How a bad fantasy baseball team turned Nate Silver into America’s top data nerd

Nate Silver, writer for the New York Times and America’s favorite nerd, took the stage in Austin at SXSW on Sunday to talk about his favorite topic: data. Needless to say, Silver’s had a few wins this year in that department.

He recently published a book called The Signal and the Noise that looks at the role data plays in our daily lives and the way we can use it to better understand the world around us. But speaking at a breakneck speed in front of a large audience in Austin on Sunday, Silver addressed some fairly random topics and questions:

1. Why the competition matters

“I’ve tried to work in fields like politics and baseball where the competition is not very good.” Silver said the lesson is important for startups, too: if you’re doing the same service that 98 percent of your competitors provide, there’s less room for growth.

2. On moving

“There were too many cool people moving to Brooklyn, so I had to move back to Manhattan.”

3. Who would play Nate Silver if they make a FiveThirtyEight movie

“I really hope they don’t make a movie about me. But I would think Brad Pitt. In terms of appearances.”

4. How he got his start

“Initially when I was a ten-year old I really wanted to build my fantasy baseball league. And I kept drafting … really crappy players and I didn’t understand why I couldn’t win. So with me it’s often been about competition, about wanting to win my NCAA tournament pool or my fantasy league.”

5. On fame

“Ironically I think I’m getting way too much credit now,” Silver says. “We’re very results-oriented as a society.” Silver said he’ll become uncomfortable if FiveThirtyEight ever discourages people from voting as the predictions improve, something he’s discussed before.

6. On the best way to pick a March Madness bracket:

“Travel distance matters a lot to performance.” Silver said that FiveThirtyEight does March Madness bracket predictions, but noted that people filling out their own should remember the correlation between travel distance and performance.

7. On one of the hardest things to predict:

“We had a formula that tries to predict the numbers and it’s only about 70 percent right,” Silver said of the Oscars. “That’s a field where you don’t have very good data available.”

8. Why he’s misunderstood by critics

“I think sometimes people mistake what I do as someone who’s saying everything we do is predicable…. Whereas really I’m more of a skeptic of prediction,” he said. “What I’m actually doing is taking polls and averaging them and the fact that it’s so surprising says a lot about where we have to go in terms of science and math.”

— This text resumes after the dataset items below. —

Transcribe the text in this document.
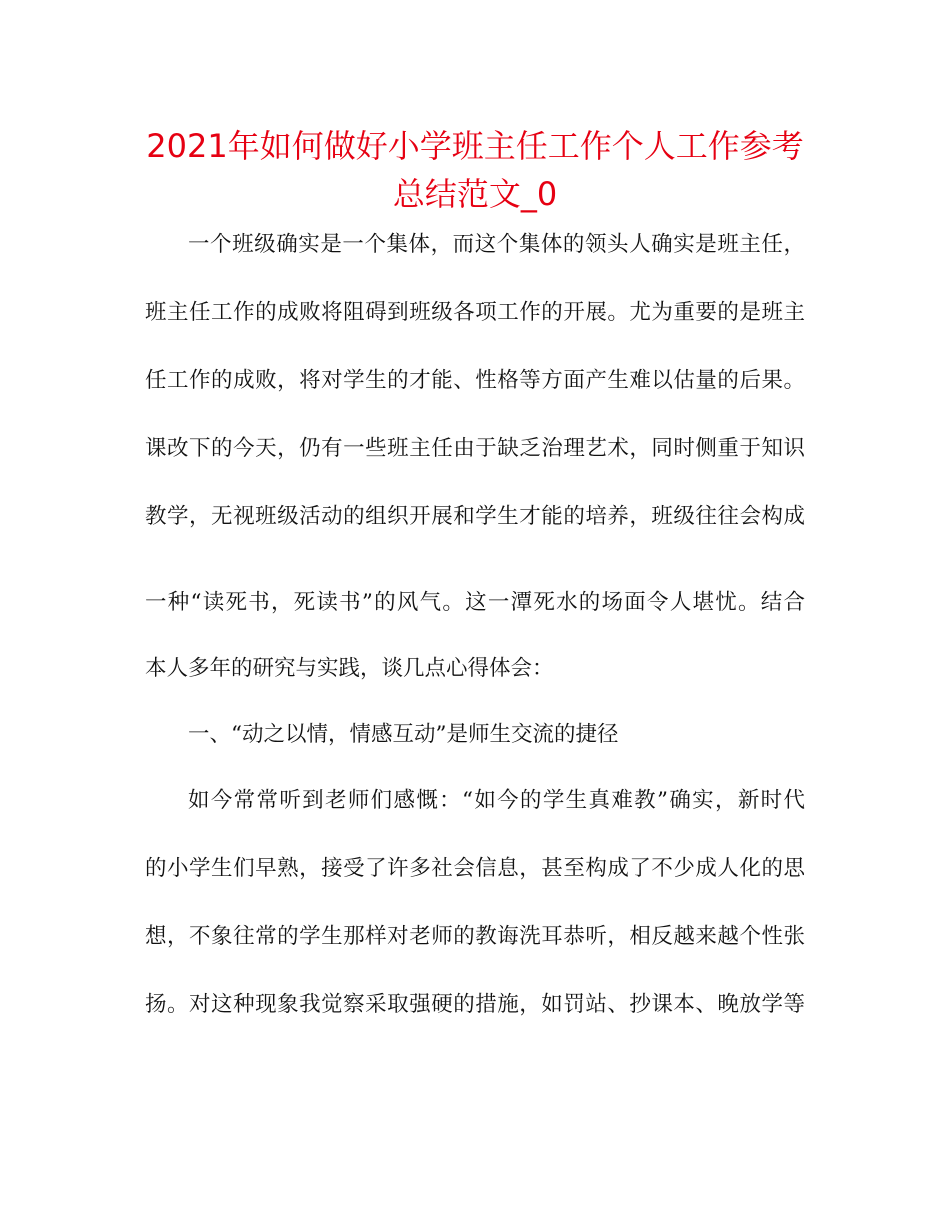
2021年如何做好小学班主任工作个人工作参考
总结范文_0
一个班级确实是一个集体，而这个集体的领头人确实是班主任，
班主任工作的成败将阻碍到班级各项工作的开展。尤为重要的是班主
任工作的成败，将对学生的才能、性格等方面产生难以估量的后果。
课改下的今天，仍有一些班主任由于缺乏治理艺术，同时侧重于知识
教学，无视班级活动的组织开展和学生才能的培养，班级往往会构成
一种“读死书，死读书”的风气。这一潭死水的场面令人堪忧。结合
本人多年的研究与实践，谈几点心得体会：
一、“动之以情，情感互动”是师生交流的捷径
如今常常听到老师们感慨：“如今的学生真难教”确实，新时代
的小学生们早熟，接受了许多社会信息，甚至构成了不少成人化的思
想，不象往常的学生那样对老师的教诲洗耳恭听，相反越来越个性张
扬。对这种现象我觉察采取强硬的措施，如罚站、抄课本、晚放学等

9. The strangest model he’s ever been pitched on

“I got pitched one time by a guy who works for a cricket team in India and thinks there can be like a Moneyball revolution in Indian cricket. I wasn’t too psyched about that.”

10. One piece of data he uses to make decisions in everyday life

“Don’t fly out of JFK in New York in the evening in the summer. If you fly out in the morning, and I’m not a morning person, but you probably have a much better chance of not having delays cascade across the system.”